Em agosto de 2022 pareceu que, finalmente, a ordem de assassinato lançada contra ele por um governante fundamentalista (Aiatolá Khomeini, em 1988) por considerar o seu livro “Os Versículos Satânicos” blasfemo, esteve perto de se concretizar. Rushdie foi brutalmente atacado às portas de uma conferência que faria em Nova Iorque por um jovem de ascendência libanesa - aparentemente por motivações religiosas depois de ter regressado de uma viagem ao Médio Oriente. O escritor, de 75 anos, sobreviveu, mas perdeu um olho e os movimentos de uma das mãos no processo.
Neste sentido, o capítulo dedicado ao artista chinês Ai Weiwei, atualmente a viver em Portugal, é dos mais elucidativos. Em 2011 as autoridades mantiveram-no 81 dias preso sem acusação, invadiram os seus escritórios e os seus computadores foram retidos. A partir daí, Rushdie lista uma série de outros artistas vítimas de procedimentos semelhantes (ou piores) na China (num outro capítulo fala da forma como o massacre de Tiananmen foi esquecido e o seu significado distorcido pelas autoridades).
“Linguagens da Verdade” está dividido em quatro partes: na primeira, Rushdie debate-se sobre um dos grandes temas do livro – a arte de contar histórias, o facto de a necessidade que sentimos delas ser “tão grande quanto de comida”, a beleza do mundo das crianças e a tristeza dos adultos que as perdem.

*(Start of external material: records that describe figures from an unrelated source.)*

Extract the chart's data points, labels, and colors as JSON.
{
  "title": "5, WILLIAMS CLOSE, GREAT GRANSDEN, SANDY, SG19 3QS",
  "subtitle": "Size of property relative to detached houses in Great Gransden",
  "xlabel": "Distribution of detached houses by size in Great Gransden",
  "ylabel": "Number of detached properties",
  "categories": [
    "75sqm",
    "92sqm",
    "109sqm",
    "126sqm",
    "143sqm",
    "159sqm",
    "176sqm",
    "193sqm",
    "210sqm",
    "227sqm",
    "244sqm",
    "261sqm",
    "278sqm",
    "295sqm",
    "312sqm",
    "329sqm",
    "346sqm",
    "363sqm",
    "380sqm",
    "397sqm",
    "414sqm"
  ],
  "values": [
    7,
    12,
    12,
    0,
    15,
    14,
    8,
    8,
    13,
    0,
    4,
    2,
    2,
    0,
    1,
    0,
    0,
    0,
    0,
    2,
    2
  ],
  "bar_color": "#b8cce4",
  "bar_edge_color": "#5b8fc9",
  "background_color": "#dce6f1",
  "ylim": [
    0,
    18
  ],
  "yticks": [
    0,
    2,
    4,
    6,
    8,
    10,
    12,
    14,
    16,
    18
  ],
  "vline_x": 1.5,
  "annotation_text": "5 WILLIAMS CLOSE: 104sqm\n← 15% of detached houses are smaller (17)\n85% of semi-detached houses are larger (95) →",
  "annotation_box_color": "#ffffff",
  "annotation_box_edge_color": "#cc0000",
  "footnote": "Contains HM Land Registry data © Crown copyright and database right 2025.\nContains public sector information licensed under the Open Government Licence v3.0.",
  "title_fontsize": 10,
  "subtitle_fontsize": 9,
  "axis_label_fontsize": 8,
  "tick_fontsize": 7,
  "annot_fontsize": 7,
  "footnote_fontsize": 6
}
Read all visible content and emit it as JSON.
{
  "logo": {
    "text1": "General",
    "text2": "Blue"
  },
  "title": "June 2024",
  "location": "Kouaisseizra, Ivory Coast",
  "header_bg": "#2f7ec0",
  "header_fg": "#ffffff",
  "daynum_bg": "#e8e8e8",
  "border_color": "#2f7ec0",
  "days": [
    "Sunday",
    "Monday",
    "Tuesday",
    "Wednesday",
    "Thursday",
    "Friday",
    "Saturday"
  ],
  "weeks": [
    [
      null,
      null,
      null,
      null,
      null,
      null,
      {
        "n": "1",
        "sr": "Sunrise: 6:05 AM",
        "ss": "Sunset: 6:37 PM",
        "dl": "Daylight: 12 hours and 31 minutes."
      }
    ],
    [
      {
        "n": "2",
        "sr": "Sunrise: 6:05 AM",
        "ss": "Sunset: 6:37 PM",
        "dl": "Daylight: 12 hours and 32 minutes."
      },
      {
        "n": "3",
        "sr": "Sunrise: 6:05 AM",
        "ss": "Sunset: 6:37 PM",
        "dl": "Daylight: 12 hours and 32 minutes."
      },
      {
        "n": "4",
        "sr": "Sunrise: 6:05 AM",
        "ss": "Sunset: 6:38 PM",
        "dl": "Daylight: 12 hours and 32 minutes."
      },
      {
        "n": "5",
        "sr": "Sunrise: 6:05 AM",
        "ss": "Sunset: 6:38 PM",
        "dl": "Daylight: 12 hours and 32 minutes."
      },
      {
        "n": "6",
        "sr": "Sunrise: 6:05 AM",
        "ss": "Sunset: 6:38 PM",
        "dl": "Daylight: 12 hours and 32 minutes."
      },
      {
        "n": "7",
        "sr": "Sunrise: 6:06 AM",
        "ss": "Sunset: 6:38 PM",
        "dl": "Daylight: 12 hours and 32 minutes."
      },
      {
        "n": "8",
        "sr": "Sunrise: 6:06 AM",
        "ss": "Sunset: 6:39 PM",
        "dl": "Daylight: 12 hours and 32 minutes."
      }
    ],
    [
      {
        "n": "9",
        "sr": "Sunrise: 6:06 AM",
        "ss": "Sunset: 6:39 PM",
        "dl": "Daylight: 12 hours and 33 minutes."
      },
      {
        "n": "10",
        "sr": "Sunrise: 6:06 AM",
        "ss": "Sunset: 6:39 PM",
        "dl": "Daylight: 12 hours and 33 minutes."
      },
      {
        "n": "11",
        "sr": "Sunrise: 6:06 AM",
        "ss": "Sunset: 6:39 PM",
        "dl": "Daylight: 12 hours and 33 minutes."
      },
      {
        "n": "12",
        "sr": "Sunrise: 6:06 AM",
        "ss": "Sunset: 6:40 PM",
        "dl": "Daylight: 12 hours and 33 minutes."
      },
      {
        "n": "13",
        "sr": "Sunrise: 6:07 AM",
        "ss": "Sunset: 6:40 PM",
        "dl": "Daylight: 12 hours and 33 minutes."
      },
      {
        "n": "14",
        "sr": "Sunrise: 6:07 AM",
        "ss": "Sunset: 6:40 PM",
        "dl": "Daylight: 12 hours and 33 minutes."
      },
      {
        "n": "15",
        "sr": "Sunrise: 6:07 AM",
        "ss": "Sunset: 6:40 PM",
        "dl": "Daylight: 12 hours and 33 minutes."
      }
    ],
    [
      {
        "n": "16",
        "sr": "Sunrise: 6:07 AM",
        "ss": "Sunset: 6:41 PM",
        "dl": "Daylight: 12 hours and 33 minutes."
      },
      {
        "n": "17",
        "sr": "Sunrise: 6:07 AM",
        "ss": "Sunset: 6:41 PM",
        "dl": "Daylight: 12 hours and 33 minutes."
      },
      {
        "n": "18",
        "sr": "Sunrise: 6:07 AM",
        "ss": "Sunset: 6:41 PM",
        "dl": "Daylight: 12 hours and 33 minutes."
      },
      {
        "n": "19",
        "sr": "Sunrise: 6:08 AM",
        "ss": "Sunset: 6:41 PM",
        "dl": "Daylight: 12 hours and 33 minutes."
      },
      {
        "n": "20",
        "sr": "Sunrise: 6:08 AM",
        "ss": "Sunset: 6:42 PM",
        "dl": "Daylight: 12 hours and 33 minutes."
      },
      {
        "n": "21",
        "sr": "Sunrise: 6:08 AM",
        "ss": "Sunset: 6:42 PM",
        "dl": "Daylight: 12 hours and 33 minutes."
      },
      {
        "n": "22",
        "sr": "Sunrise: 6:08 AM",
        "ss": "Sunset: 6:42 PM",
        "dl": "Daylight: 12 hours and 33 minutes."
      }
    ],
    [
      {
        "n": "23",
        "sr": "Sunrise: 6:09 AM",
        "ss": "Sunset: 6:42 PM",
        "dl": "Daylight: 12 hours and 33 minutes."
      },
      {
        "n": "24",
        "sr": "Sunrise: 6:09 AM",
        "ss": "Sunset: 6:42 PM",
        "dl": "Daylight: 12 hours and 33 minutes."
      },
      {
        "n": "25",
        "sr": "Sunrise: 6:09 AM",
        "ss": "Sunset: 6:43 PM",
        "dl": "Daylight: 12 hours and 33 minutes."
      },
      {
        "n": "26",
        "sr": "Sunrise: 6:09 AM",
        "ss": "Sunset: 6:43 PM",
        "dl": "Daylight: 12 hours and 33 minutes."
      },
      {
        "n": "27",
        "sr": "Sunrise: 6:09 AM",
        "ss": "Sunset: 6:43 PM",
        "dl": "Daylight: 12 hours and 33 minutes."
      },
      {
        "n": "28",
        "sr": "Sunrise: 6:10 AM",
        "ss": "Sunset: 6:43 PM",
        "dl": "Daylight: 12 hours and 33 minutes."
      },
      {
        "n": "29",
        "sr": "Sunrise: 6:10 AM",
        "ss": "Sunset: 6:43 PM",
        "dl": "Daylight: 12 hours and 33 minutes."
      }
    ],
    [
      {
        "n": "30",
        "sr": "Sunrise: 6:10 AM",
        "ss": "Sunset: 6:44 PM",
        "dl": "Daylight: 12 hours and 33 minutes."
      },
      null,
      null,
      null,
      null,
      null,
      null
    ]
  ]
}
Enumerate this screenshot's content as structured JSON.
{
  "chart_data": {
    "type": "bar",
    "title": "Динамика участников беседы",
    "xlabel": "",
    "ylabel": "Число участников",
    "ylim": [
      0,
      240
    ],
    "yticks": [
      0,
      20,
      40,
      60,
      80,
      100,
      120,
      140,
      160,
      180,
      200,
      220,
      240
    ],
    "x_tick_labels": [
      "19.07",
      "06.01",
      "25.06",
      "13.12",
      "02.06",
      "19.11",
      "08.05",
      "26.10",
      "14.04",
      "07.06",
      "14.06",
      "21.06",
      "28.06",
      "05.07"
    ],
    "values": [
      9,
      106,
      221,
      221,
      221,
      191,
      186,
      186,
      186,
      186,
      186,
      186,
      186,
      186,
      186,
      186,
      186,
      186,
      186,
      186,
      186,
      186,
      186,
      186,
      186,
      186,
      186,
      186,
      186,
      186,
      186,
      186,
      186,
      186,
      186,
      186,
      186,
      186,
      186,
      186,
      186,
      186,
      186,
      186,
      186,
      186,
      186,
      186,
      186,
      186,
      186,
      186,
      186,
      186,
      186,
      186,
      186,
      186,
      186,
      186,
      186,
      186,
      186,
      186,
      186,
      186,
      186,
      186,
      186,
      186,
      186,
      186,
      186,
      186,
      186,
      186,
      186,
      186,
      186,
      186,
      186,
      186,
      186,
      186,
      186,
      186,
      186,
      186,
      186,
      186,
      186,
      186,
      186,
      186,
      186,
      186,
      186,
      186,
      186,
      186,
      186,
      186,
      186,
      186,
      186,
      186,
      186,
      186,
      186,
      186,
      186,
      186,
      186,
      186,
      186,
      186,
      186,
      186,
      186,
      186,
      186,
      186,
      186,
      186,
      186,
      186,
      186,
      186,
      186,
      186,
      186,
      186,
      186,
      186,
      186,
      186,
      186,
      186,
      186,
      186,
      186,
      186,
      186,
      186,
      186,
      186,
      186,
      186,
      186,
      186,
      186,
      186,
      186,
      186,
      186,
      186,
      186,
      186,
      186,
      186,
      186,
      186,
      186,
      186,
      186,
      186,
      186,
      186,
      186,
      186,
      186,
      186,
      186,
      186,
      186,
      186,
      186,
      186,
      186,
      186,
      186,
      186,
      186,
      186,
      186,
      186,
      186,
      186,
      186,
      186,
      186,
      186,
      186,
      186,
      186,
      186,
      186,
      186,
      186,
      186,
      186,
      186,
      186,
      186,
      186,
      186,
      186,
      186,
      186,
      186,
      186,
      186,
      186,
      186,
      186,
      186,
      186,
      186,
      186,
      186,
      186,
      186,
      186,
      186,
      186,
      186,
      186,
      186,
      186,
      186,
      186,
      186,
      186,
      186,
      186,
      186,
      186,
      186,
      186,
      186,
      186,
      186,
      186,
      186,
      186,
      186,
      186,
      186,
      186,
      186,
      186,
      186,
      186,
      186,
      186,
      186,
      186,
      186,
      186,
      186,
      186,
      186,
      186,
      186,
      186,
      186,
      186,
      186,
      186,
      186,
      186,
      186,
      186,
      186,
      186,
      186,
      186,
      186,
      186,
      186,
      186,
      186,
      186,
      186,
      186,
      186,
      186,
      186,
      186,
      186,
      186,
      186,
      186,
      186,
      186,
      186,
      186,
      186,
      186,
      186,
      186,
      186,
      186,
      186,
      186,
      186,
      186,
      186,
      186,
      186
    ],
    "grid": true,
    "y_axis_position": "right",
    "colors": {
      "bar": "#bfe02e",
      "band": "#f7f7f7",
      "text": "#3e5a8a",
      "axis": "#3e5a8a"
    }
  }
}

“As crianças apaixonaram-se muito facilmente por histórias e viviam também em histórias, todos os dias inventavam histórias”. Quando adultos, afastam-se delas. “São pessoas tristes, devemos ter pena delas e tentar não pensar que nada mais são do que uns estúpidos filisteus falhados e enfadonhos”.
A segunda parte é especialmente dedicada aos seus favoritos - neste caso, os ocidentais. O escritor indiano criado no seio de uma família liberal e cujos estudos foram completados em Inglaterra debate-se sobre uma diversidade de autores - de Shakespeare a Cervantes.
A terceira parte é bastante heterogénea e, talvez, das mais reveladoras de toda a sua justa antipatia em relação aos fanáticos. O escritor utiliza vários textos para mencionar a PEN International (sigla de Poets, Essayists and Novelists), organização a nível mundial que defende a liberdade de expressão dos autores.
Na quarta e última parte, Rushdie introduz o leitor ocidental no mundo das letras orientais, algo que vinha fazendo parcialmente ao longo de todo o livro - revelando um verdadeiro universo de novas e aliciantes histórias.